Arica M., Bayramoglu G., Arica B., Yalcin E., Ito K., Yagci Y.

MACROMOLECULAR BIOSCIENCE, vol.5, no.10, pp.983-992, 2005 (SCI-Expanded) identifier identifier identifier

  • Publication Type: Article / Article
  • Volume: 5 Issue: 10
  • Publication Date: 2005
  • Doi Number: 10.1002/mabi.200500091
  • Journal Name: MACROMOLECULAR BIOSCIENCE
  • Journal Indexes: Science Citation Index Expanded (SCI-EXPANDED), Scopus
  • Page Numbers: pp.983-992
  • Hacettepe University Affiliated: Yes

Abstract

The aim of this study was to synthesize and characterize a novel biocompatible polymeric membrane system and demonstrate its potential use in various biomedical applications.
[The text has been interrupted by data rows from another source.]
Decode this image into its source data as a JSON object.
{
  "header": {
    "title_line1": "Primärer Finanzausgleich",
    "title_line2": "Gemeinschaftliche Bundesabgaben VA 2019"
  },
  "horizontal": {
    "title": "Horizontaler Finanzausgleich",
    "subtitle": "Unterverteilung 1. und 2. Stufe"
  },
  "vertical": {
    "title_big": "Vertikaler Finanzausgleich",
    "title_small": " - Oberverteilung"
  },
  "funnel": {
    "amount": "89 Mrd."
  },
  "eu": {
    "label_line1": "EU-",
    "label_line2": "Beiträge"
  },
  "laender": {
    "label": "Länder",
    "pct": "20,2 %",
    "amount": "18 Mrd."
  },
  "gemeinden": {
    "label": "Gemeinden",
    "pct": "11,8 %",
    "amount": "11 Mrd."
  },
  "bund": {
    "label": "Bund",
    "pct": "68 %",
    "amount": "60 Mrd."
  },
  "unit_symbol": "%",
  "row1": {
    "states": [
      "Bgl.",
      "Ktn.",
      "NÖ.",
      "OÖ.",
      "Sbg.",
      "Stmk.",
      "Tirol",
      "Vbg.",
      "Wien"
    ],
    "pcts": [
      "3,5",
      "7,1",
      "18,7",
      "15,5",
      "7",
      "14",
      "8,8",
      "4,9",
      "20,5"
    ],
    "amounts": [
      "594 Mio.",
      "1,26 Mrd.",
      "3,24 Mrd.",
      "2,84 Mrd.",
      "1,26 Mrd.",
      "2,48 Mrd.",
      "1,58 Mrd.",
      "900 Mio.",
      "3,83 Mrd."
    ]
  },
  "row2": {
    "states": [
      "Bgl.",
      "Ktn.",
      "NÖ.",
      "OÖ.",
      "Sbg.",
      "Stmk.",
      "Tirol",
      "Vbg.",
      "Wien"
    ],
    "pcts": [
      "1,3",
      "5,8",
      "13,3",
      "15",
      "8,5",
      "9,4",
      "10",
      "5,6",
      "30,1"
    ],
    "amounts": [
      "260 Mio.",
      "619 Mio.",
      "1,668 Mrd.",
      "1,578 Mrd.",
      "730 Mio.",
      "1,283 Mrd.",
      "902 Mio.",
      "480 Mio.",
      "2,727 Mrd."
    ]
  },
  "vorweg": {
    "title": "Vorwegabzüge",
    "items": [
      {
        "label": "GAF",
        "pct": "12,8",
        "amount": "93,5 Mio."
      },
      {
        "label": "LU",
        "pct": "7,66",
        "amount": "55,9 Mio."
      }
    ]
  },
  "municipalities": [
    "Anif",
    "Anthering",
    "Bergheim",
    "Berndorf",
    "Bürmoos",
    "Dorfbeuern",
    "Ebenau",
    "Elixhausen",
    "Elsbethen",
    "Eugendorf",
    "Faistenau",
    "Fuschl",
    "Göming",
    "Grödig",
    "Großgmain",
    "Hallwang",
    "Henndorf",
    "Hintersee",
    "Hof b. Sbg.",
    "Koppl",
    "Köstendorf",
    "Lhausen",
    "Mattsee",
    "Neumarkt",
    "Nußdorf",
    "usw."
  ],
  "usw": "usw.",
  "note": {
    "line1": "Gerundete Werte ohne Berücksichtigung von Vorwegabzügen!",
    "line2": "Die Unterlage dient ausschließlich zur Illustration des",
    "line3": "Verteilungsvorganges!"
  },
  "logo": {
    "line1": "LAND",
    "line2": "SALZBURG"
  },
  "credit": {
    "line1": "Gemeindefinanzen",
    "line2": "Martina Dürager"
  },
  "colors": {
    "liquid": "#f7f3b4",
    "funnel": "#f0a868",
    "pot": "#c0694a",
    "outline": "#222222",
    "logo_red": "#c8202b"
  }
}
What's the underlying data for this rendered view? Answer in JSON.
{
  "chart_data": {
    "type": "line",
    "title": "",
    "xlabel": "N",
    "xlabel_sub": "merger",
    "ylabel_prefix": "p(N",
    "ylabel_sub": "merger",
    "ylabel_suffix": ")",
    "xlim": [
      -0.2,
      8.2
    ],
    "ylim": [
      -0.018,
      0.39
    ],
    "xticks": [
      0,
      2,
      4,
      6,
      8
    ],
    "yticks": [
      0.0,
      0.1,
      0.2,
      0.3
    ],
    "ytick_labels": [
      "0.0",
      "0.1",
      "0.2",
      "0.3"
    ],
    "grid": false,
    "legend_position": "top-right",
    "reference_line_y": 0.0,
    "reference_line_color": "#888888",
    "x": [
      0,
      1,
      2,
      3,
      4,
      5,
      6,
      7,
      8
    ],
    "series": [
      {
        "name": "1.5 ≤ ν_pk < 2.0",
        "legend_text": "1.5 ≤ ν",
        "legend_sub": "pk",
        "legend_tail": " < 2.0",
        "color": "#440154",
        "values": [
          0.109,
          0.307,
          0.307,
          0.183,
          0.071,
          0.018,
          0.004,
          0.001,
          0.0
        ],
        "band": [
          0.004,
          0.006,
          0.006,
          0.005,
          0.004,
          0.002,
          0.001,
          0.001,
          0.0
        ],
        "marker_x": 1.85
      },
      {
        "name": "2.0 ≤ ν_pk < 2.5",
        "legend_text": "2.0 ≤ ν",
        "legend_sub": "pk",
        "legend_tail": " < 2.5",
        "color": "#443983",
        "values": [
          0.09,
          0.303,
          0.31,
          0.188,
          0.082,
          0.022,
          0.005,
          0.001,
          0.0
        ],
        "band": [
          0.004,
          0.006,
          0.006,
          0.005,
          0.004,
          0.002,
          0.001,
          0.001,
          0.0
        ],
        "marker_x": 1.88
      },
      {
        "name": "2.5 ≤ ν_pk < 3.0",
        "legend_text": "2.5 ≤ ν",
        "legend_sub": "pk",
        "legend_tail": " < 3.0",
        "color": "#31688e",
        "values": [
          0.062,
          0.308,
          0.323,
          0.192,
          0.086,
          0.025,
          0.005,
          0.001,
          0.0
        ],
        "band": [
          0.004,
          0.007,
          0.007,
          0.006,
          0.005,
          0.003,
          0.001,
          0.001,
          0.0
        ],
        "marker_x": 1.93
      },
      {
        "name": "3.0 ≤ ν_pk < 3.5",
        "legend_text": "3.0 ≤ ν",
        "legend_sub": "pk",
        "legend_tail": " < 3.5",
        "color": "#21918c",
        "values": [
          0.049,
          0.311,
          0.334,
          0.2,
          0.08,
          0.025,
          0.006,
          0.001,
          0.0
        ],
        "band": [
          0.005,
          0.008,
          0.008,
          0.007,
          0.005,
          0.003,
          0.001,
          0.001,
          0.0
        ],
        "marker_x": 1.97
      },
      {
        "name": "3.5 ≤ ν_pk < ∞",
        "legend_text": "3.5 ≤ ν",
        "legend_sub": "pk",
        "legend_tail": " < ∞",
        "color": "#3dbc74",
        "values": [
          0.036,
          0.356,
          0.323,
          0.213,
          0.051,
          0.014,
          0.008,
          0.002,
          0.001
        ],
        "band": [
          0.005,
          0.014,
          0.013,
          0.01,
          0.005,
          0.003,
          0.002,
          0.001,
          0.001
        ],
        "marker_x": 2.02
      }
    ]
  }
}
Synthetic hydrogels based on poly(hydroxyethyl methacrylate), poly(HEMA), have been widely studied and used in biomedical fields. A novel copolymer hydrogel was prepared in the membrane form using 2-hydroxyethyl methacrylate monomer (HEMA) and a macromonomer p-vinylbenzyl-poly(ethylene oxide) (V-PEO) via photoinitiated polymerization. A series of poly(HEMA/V-PEO) copolymer membranes with different compositions were prepared. The membranes were characterised using infrared, thermal and SEM analysis. The thermal stabilities of the copolymer membranes were found to be lowered by an increase in the ratio of macromonomer (V-PEO) in the membrane structure. Because of the incorporation of PEO segments, the coplymers exhibited significantly higher hydropholic surface properties than pure poly(HEMA), as demonstrated by contact angle measurements. Equilibrium swelling studies were conducted to investigate the swelling behavior of the membrane. The equilibrium water uptake was reached in about 4 h. Moreover, the blood protein adsorption and platelet adhesion were significantly reduced on the surface of the PEO contacting copolymer membranes compared to control pure poly(HEMA). Drug release experiments were performed in a continuous release system using model drug (vancomycin) loaded copoly(HEMA/V-PEO) membrane formulation possessing the highest PEO contact (with a HEMA:V-PEO (mmol:mmol) feed ratio of 112:1 and loaded with 40 mg antibiotic/g polymer) released and can be considered as a potential candidate for a transdermal antibiotic carrier and various biomedical and biotechological applications.